The World of The Wind Waker

The Legend of Zelda is easily my favourite video game franchise. In times of sadness, loneliness or boredom, I’d often go to the spare room and escape into the kingdom of Hyrule. These days I play on a more competitive level, meaning that I’m challenging myself to complete as many Zelda games as possible, the most recently completed: The Wind Waker. This game is amazing. Honestly, one of my favourites.

I know that Wind Waker gets a lot of mixed reviews, mostly due it its extreme change in style (the cartoony theme was a significant alteration from earlier games such as Ocarina of Time or Oracle of Ages) and for some reason, lots of people didn’t like this.
I, however, love it. When I first got into LoZ over six years ago I believed that the current game I was playing, Twilight Princess was a unique individual, so when I came across the other games I was amazed. Since that moment I decided that I wouldn’t be happy
until I got to play Wind Waker.

It took me three years to save up and then find a working GameCube and game. And I finally got my hands on the combo after my sixteenth birthday. Annnnd two years later I’ve finally completed it. My exams annoyingly detained me from enjoying myself. That’s student life for you. Anyway that’s all beside the point. The Wind Waker has left a lasting impression on me; I want to talk about it!

By the time I’d completed The Wind Waker I already had finished, Twilight Princess, Ocarina of Time, Skyward Sword, Spirit Tracks, Oracle of Ages, Majora’s Mask and A Link between Worlds. I guess that this meant I found the actual game play easier to grasp which lead me to pay more attention to the world. Here are the three sections that I found the most interesting.
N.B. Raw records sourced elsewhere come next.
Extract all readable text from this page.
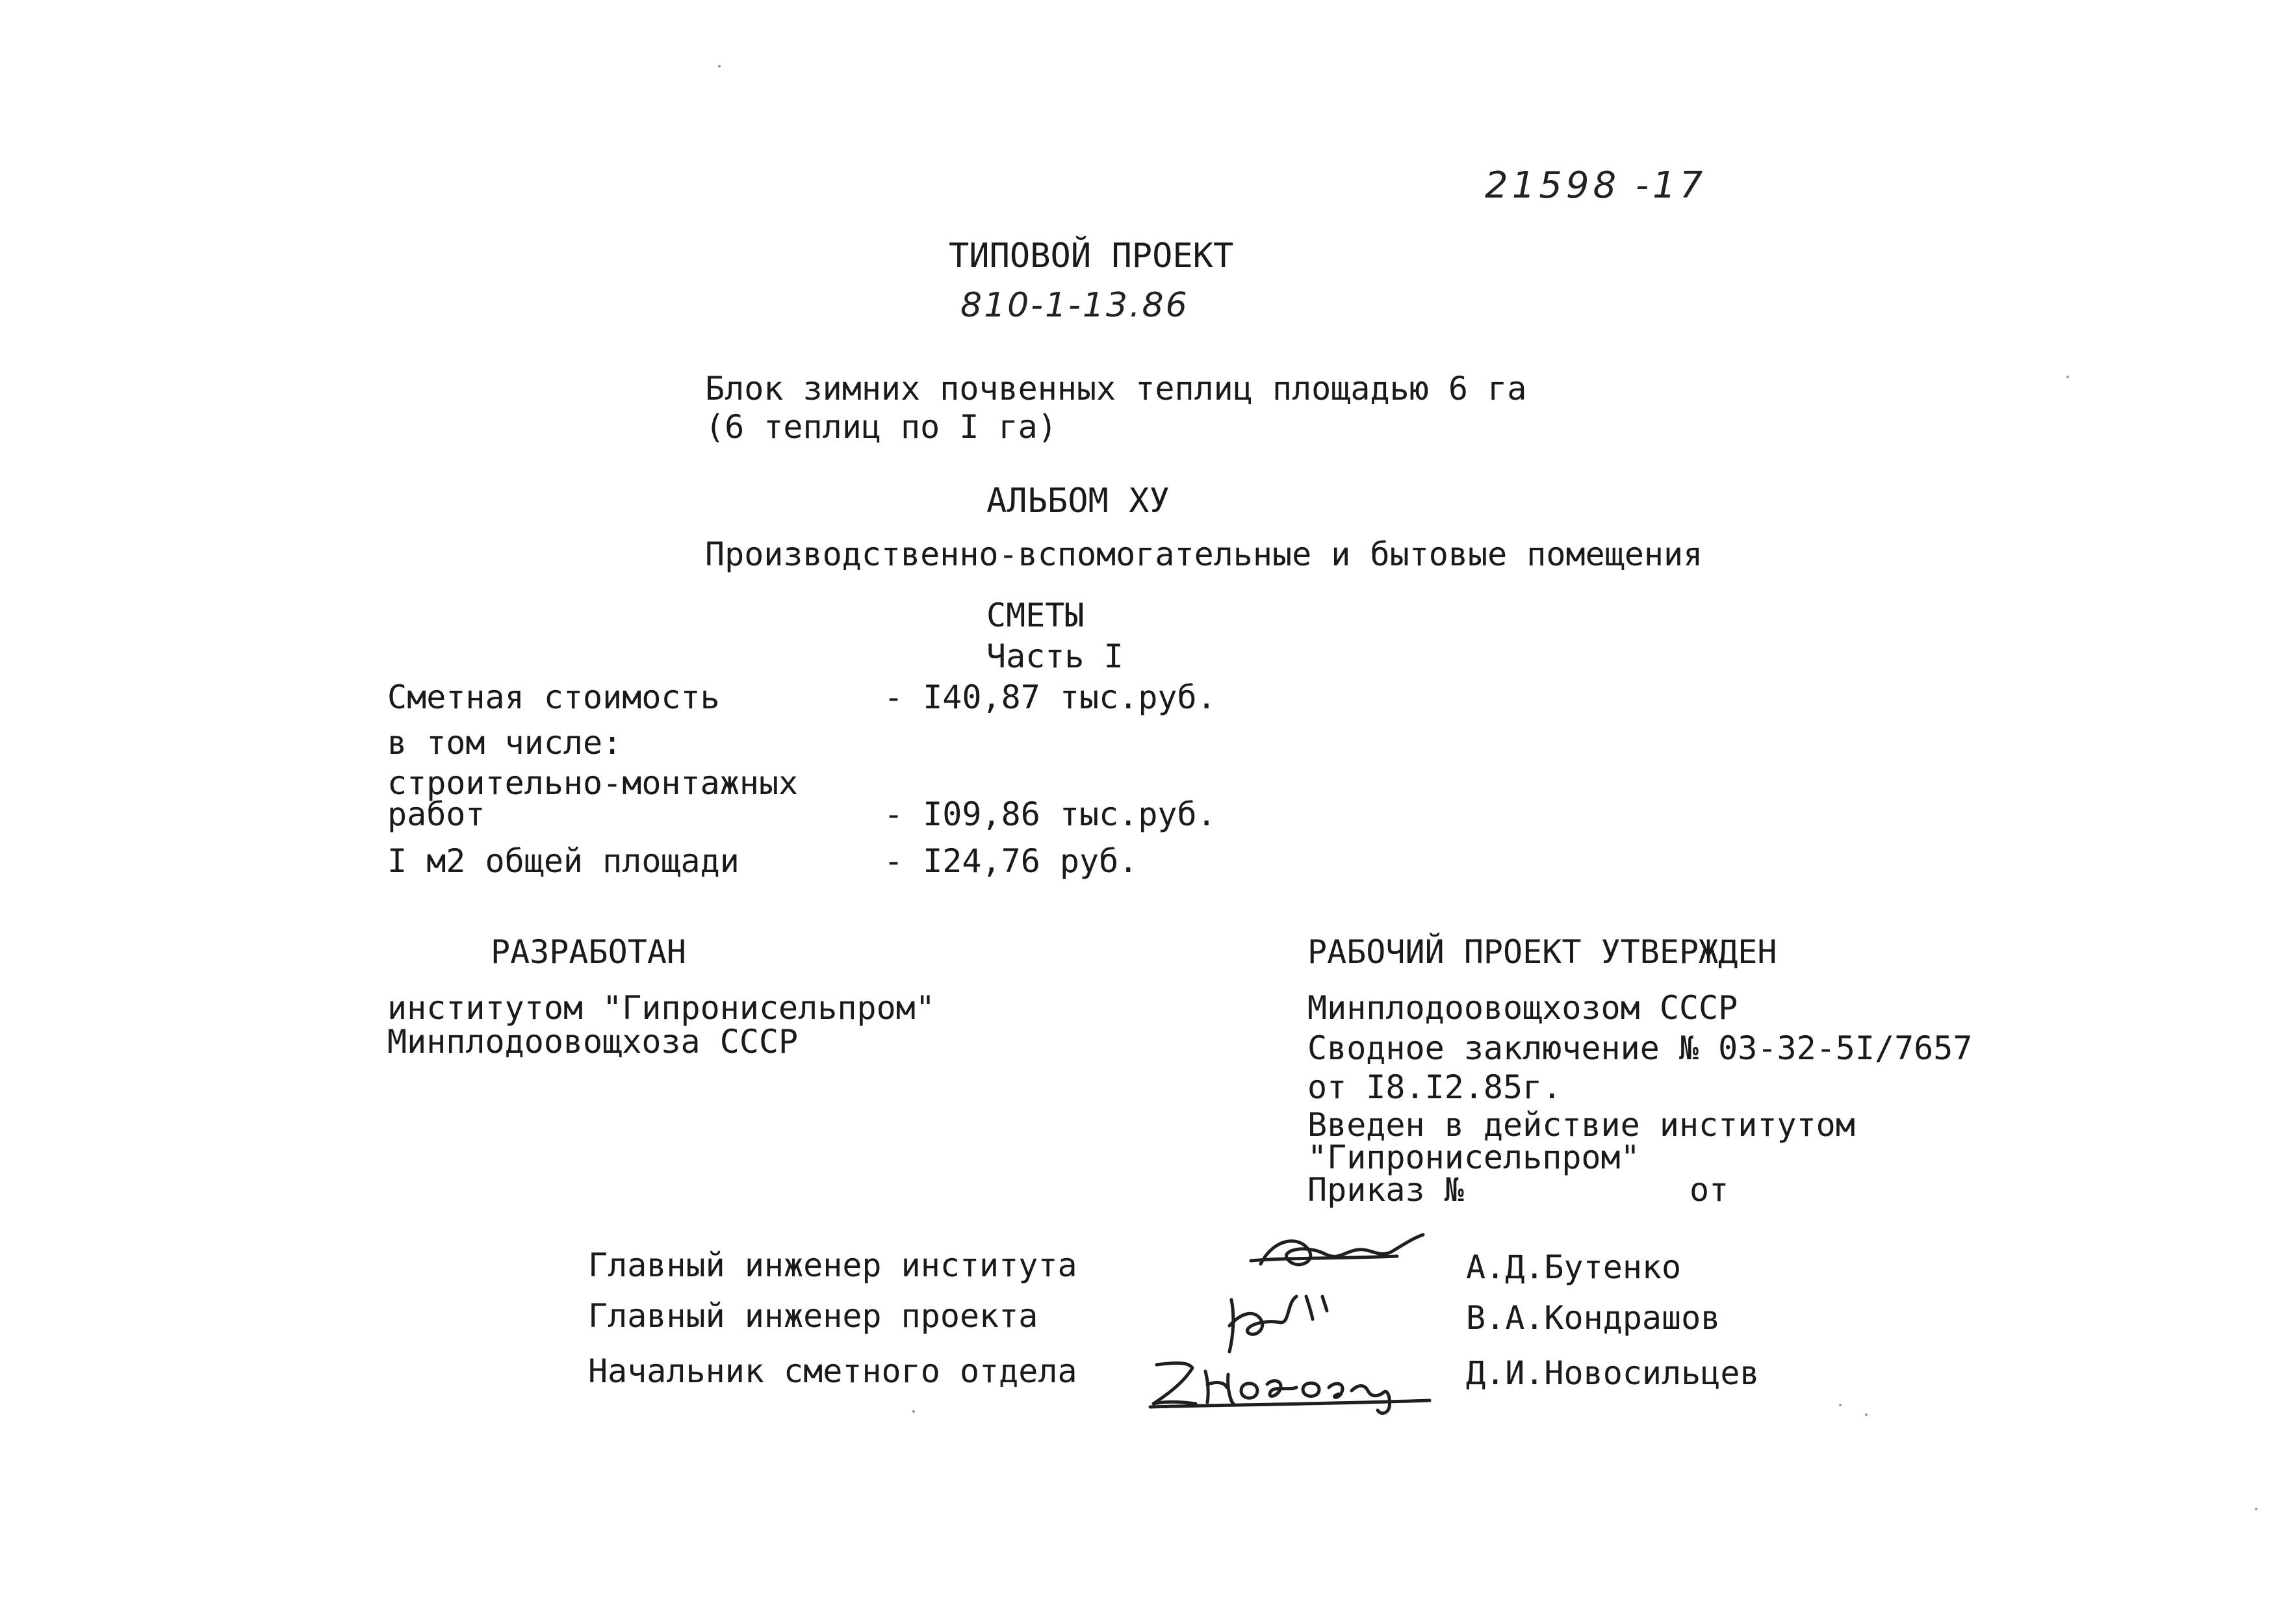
21598 -17
ТИПОВОЙ ПРОЕКТ
810-1-13.86
Блок зимних почвенных теплиц площадью 6 га
(6 теплиц по I га)
АЛЬБОМ ХУ
Производственно-вспомогательные и бытовые помещения
СМЕТЫ
Часть I
Сметная стоимость	- I40,87 тыс.руб.
в том числе:
строительно-монтажных
работ	- I09,86 тыс.руб.
I м2 общей площади	- I24,76 руб.
РАЗРАБОТАН
институтом "Гипронисельпром"
Минплодоовощхоза СССР
РАБОЧИЙ ПРОЕКТ УТВЕРЖДЕН
Минплодоовощхозом СССР
Сводное заключение № 03-32-5I/7657
от I8.I2.85г.
Введен в действие институтом
"Гипронисельпром"
Приказ №	от
Главный инженер института	А.Д.Бутенко
Главный инженер проекта	В.А.Кондрашов
Начальник сметного отдела	Д.И.Новосильцев
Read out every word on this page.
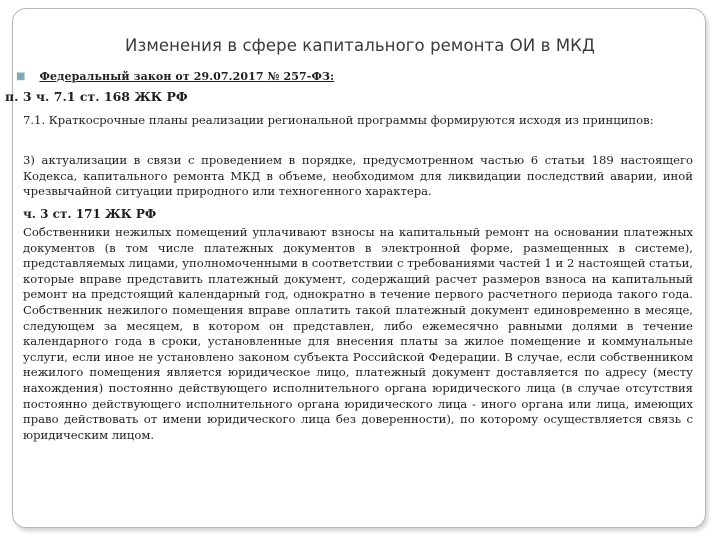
Изменения в сфере капитального ремонта ОИ в МКД
■ Федеральный закон от 29.07.2017 № 257-ФЗ:
п. 3 ч. 7.1 ст. 168 ЖК РФ
7.1. Краткосрочные планы реализации региональной программы формируются исходя из принципов:
3) актуализации в связи с проведением в порядке, предусмотренном частью 6 статьи 189 настоящего Кодекса, капитального ремонта МКД в объеме, необходимом для ликвидации последствий аварии, иной чрезвычайной ситуации природного или техногенного характера.
ч. 3 ст. 171 ЖК РФ
Собственники нежилых помещений уплачивают взносы на капитальный ремонт на основании платежных документов (в том числе платежных документов в электронной форме, размещенных в системе), представляемых лицами, уполномоченными в соответствии с требованиями частей 1 и 2 настоящей статьи, которые вправе представить платежный документ, содержащий расчет размеров взноса на капитальный ремонт на предстоящий календарный год, однократно в течение первого расчетного периода такого года. Собственник нежилого помещения вправе оплатить такой платежный документ единовременно в месяце, следующем за месяцем, в котором он представлен, либо ежемесячно равными долями в течение календарного года в сроки, установленные для внесения платы за жилое помещение и коммунальные услуги, если иное не установлено законом субъекта Российской Федерации. В случае, если собственником нежилого помещения является юридическое лицо, платежный документ доставляется по адресу (месту нахождения) постоянно действующего исполнительного органа юридического лица (в случае отсутствия постоянно действующего исполнительного органа юридического лица - иного органа или лица, имеющих право действовать от имени юридического лица без доверенности), по которому осуществляется связь с юридическим лицом.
Sailing was super-fun for me, I used to aimlessly float around in the ocean and visit all the different islands just because I was in utter awe of how expansive this world was. Within my first four hours of the game I’d achieved little of the story line in favour of mass exploration. I loved that each separate island – and there’s forty nine islands all together – had a completely different theme and feel. The treasures that can be found in them, the mini games and new enemies you encounter, it all made sailing to new places exciting and alluring for me. My personal favourite is the infamous Forsaken Fortress. It shows how the islands can range from completely eerie and dark to homely and bright. Some players don’t enjoy the sailing aspect, but without it you wouldn’t be able to fully explore the world, all the treasure charts and the watch towers would be pointless and I personally believe that the game would be much less without it. So sailing gets a thumbs up from me 😀

The Enemiesmoblin

The foes in Wind Waker are hilarious. If you are familiar to Zelda games and of course their enemies you’ll know that they come in increasing difficulty. The enemies in Wind Waker though have an added sense of humour. So that even within the peril of battle you can have a slight giggle when they lose their weapon, gawk and then run over to it sweating with arms raised in the air. And who hasn’t done a fist pump when a clumsy Moblin takes out its own comrades with an attack aimed at you?! It’s not just the added comic effects; to me the foes seem much more realistic, in the sense that they seem to complete tasks. For example, when you come across them on their floats, they appear to either be searching the sea with their telescopes or having a snooze. This makes sneaking up on them and taking them down even more thrilling!

Triforce Charts and Shards

Arggghh. This is the bit that I hated the most from the entire game! Once you reach a certain point in nearly every game (this is not just reserved for the Legend of Zelda series) it suddenly takes a turn from being fun and entertaining to suddenly hard and sometimes, a little boring. For me it was the tedious section after the defeat of Molgera and the completion of the Wind Temple. I made the mistake of not collecting information on any of the islands on my journey except for the main ones so I had to go back to every single island. That’s at least 46 pieces of All- Purpose- Bait for that stupid fish lurking around each bay. And that’s over two hours of my life gone. It’s fair to say that it may have slightly tinted my love for Wind Waker. I still love it. It’s still a brilliant game, but I did not enjoy going back and forwards across the Great Sea, being chased by Seahats and Sharks and constantly being pulled into the path of Big Octos. So it’s fair to say that I didn’t really like collecting the Triforce Charts and even then after that collecting the Shards and enough rupees to decipher said charts! Urgggh. I’m assuming that the next time I play this game I shall hand the remote to someone else to complete this bore some task.

Overall though it was a fantastic game, I loved so many things about it and, as expected so many things about it annoyed me. But none of the things that annoyed me will put me off this amazing game and I’m certain that this won’t be the last time that I type up a blog about The Wind Waker.